Anomalous Hall effect and anisotropic magnetoresistance of molecular beam epitaxy grown Cr2Te3 thin films

•High quality Cr2Te3 epitaxial films were grown on SrTiO3 (111) substrates using MBE.•The optimal growth temperature of the Cr2Te3 films was 275 °C.•Cr2Te3 films show perpendicular magnetic anisotropy and anisotropic magnetoresistance.•Cr2Te3 films show coupled electronic and magnetic phase transitions.•Negative magnetoresistance can be explained by electronic phase separation scenario.

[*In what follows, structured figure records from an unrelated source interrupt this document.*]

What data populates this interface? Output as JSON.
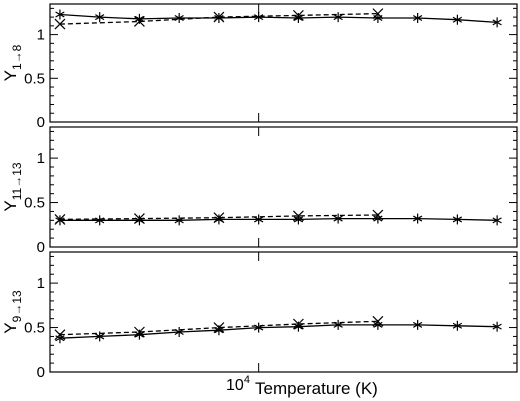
{
  "chart_data": [
    {
      "type": "line",
      "ylabel_main": "Υ",
      "ylabel_sub": "1→8",
      "ylim": [
        0,
        1.35
      ],
      "yticks": [
        0,
        0.5,
        1
      ],
      "ytick_labels": [
        "0",
        "0.5",
        "1"
      ],
      "x": [
        3.0,
        3.2,
        3.4,
        3.6,
        3.8,
        4.0,
        4.2,
        4.4,
        4.6,
        4.8,
        5.0,
        5.2
      ],
      "series": [
        {
          "style": "solid",
          "marker": "asterisk",
          "color": "#000000",
          "values": [
            1.23,
            1.2,
            1.18,
            1.19,
            1.19,
            1.2,
            1.19,
            1.2,
            1.19,
            1.19,
            1.17,
            1.14
          ]
        },
        {
          "style": "dashed",
          "marker": "x",
          "color": "#000000",
          "values": [
            1.12,
            null,
            1.15,
            null,
            1.2,
            null,
            1.22,
            null,
            1.24,
            null,
            null,
            null
          ]
        }
      ]
    },
    {
      "type": "line",
      "ylabel_main": "Υ",
      "ylabel_sub": "11→13",
      "ylim": [
        0,
        1.35
      ],
      "yticks": [
        0,
        0.5,
        1
      ],
      "ytick_labels": [
        "0",
        "0.5",
        "1"
      ],
      "x": [
        3.0,
        3.2,
        3.4,
        3.6,
        3.8,
        4.0,
        4.2,
        4.4,
        4.6,
        4.8,
        5.0,
        5.2
      ],
      "series": [
        {
          "style": "solid",
          "marker": "asterisk",
          "color": "#000000",
          "values": [
            0.3,
            0.3,
            0.3,
            0.3,
            0.31,
            0.31,
            0.31,
            0.32,
            0.32,
            0.32,
            0.31,
            0.3
          ]
        },
        {
          "style": "dashed",
          "marker": "x",
          "color": "#000000",
          "values": [
            0.31,
            null,
            0.32,
            null,
            0.33,
            null,
            0.35,
            null,
            0.36,
            null,
            null,
            null
          ]
        }
      ]
    },
    {
      "type": "line",
      "ylabel_main": "Υ",
      "ylabel_sub": "9→13",
      "ylim": [
        0,
        1.35
      ],
      "yticks": [
        0,
        0.5,
        1
      ],
      "ytick_labels": [
        "0",
        "0.5",
        "1"
      ],
      "x": [
        3.0,
        3.2,
        3.4,
        3.6,
        3.8,
        4.0,
        4.2,
        4.4,
        4.6,
        4.8,
        5.0,
        5.2
      ],
      "series": [
        {
          "style": "solid",
          "marker": "asterisk",
          "color": "#000000",
          "values": [
            0.38,
            0.4,
            0.42,
            0.45,
            0.47,
            0.5,
            0.51,
            0.53,
            0.53,
            0.53,
            0.52,
            0.51
          ]
        },
        {
          "style": "dashed",
          "marker": "x",
          "color": "#000000",
          "values": [
            0.42,
            null,
            0.45,
            null,
            0.5,
            null,
            0.54,
            null,
            0.57,
            null,
            null,
            null
          ]
        }
      ]
    }
  ],
  "x_axis": {
    "xlim": [
      2.95,
      5.3
    ],
    "label_tick": "10",
    "label_tick_sup": "4",
    "xlabel": "Temperature (K)"
  }
}
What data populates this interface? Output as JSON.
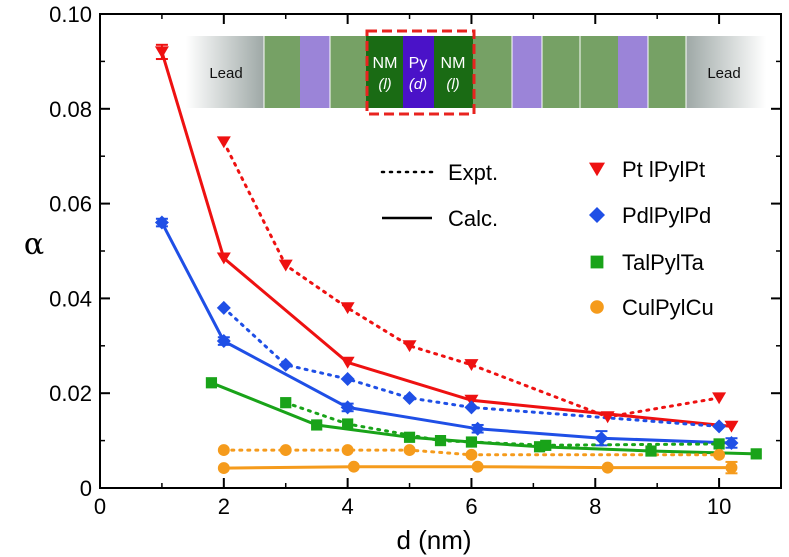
{
  "chart_data": {
    "type": "line",
    "xlabel": "d (nm)",
    "ylabel": "α",
    "xlim": [
      0,
      11
    ],
    "ylim": [
      0,
      0.1
    ],
    "x_ticks": [
      {
        "value": 0,
        "label": "0"
      },
      {
        "value": 2,
        "label": "2"
      },
      {
        "value": 4,
        "label": "4"
      },
      {
        "value": 6,
        "label": "6"
      },
      {
        "value": 8,
        "label": "8"
      },
      {
        "value": 10,
        "label": "10"
      }
    ],
    "y_ticks": [
      {
        "value": 0,
        "label": "0"
      },
      {
        "value": 0.02,
        "label": "0.02"
      },
      {
        "value": 0.04,
        "label": "0.04"
      },
      {
        "value": 0.06,
        "label": "0.06"
      },
      {
        "value": 0.08,
        "label": "0.08"
      },
      {
        "value": 0.1,
        "label": "0.10"
      }
    ],
    "legend_style": [
      {
        "label": "Expt.",
        "style": "dotted"
      },
      {
        "label": "Calc.",
        "style": "solid"
      }
    ],
    "legend_materials": [
      {
        "label": "Pt lPylPt",
        "color": "#ee1111",
        "marker": "triangle-down"
      },
      {
        "label": "PdlPylPd",
        "color": "#1f4fe6",
        "marker": "diamond"
      },
      {
        "label": "TalPylTa",
        "color": "#19a319",
        "marker": "square"
      },
      {
        "label": "CulPylCu",
        "color": "#f59b1c",
        "marker": "circle"
      }
    ],
    "series": [
      {
        "name": "Pt lPylPt",
        "kind": "Calc.",
        "color": "#ee1111",
        "marker": "triangle-down",
        "x": [
          1,
          2,
          4,
          6,
          10.2
        ],
        "y": [
          0.092,
          0.0485,
          0.0265,
          0.0185,
          0.013
        ],
        "err": [
          0.0015,
          0,
          0,
          0,
          0
        ]
      },
      {
        "name": "Pt lPylPt",
        "kind": "Expt.",
        "color": "#ee1111",
        "marker": "triangle-down",
        "x": [
          2,
          3,
          4,
          5,
          6,
          8.2,
          10
        ],
        "y": [
          0.073,
          0.047,
          0.038,
          0.03,
          0.026,
          0.015,
          0.019
        ]
      },
      {
        "name": "PdlPylPd",
        "kind": "Calc.",
        "color": "#1f4fe6",
        "marker": "diamond",
        "x": [
          1,
          2,
          4,
          6.1,
          8.1,
          10.2
        ],
        "y": [
          0.056,
          0.031,
          0.017,
          0.0125,
          0.0105,
          0.0095
        ],
        "err": [
          0.0008,
          0.0008,
          0.0008,
          0.0008,
          0.0015,
          0.001
        ]
      },
      {
        "name": "PdlPylPd",
        "kind": "Expt.",
        "color": "#1f4fe6",
        "marker": "diamond",
        "x": [
          2,
          3,
          4,
          5,
          6,
          10
        ],
        "y": [
          0.038,
          0.026,
          0.023,
          0.019,
          0.017,
          0.013
        ]
      },
      {
        "name": "TalPylTa",
        "kind": "Calc.",
        "color": "#19a319",
        "marker": "square",
        "x": [
          1.8,
          3.5,
          5,
          6,
          7.1,
          8.9,
          10.6
        ],
        "y": [
          0.0222,
          0.0133,
          0.0107,
          0.0097,
          0.0087,
          0.0078,
          0.0072
        ]
      },
      {
        "name": "TalPylTa",
        "kind": "Expt.",
        "color": "#19a319",
        "marker": "square",
        "x": [
          3,
          4,
          5.5,
          7.2,
          10
        ],
        "y": [
          0.018,
          0.0135,
          0.01,
          0.009,
          0.0093
        ]
      },
      {
        "name": "CulPylCu",
        "kind": "Calc.",
        "color": "#f59b1c",
        "marker": "circle",
        "x": [
          2,
          4.1,
          6.1,
          8.2,
          10.2
        ],
        "y": [
          0.0042,
          0.0045,
          0.0045,
          0.0043,
          0.0043
        ],
        "err": [
          0,
          0,
          0,
          0,
          0.0012
        ]
      },
      {
        "name": "CulPylCu",
        "kind": "Expt.",
        "color": "#f59b1c",
        "marker": "circle",
        "x": [
          2,
          3,
          4,
          5,
          6,
          10
        ],
        "y": [
          0.008,
          0.008,
          0.008,
          0.008,
          0.007,
          0.007
        ]
      }
    ],
    "inset": {
      "lead_left": "Lead",
      "lead_right": "Lead",
      "layers": [
        {
          "top": "NM",
          "bottom": "(l)"
        },
        {
          "top": "Py",
          "bottom": "(d)"
        },
        {
          "top": "NM",
          "bottom": "(l)"
        }
      ],
      "colors": {
        "nm_light": "#76a165",
        "py_light": "#9b84d8",
        "nm_dark": "#1a6b14",
        "py_dark": "#4a12c8",
        "highlight": "#e8231f"
      }
    }
  }
}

High-quality Cr2Te3 epitaxial thin films with thicknesses ranging from 2.5 to 30 nm have been epitaxially grown on SrTiO3(111) single-crystal substrates using molecular beam epitaxy. The optimal growth temperature of the films was found to be 275 °C. All Cr2Te3 films show semiconductor-to-metal transition which is coupled with the paramagnetic-to-ferromagnetic transition at TC = 175 K. Consequently, all Cr2Te3 films show negative magnetoresistance effect which is strongest near TC and can be understood within the framework of electronic phase separation scenario. Both anomalous Hall effect and out-of-plane magnetic hysteresis loops show that all Cr2Te3 films have perpendicular magnetic anisotropy with the easy magnetization axis along the c-axis of the films. With decreasing film thickness the coercivity increases and reaches 10 kOe for the thinnest 2.5-nm film. Magnetoresistance measurements at different angles between the direction of the magnetic field and the easy magnetization axis reveal that Cr2Te3 films show anisotropic magnetoresistance whose out-of-plane values are larger than those of in-plane ones.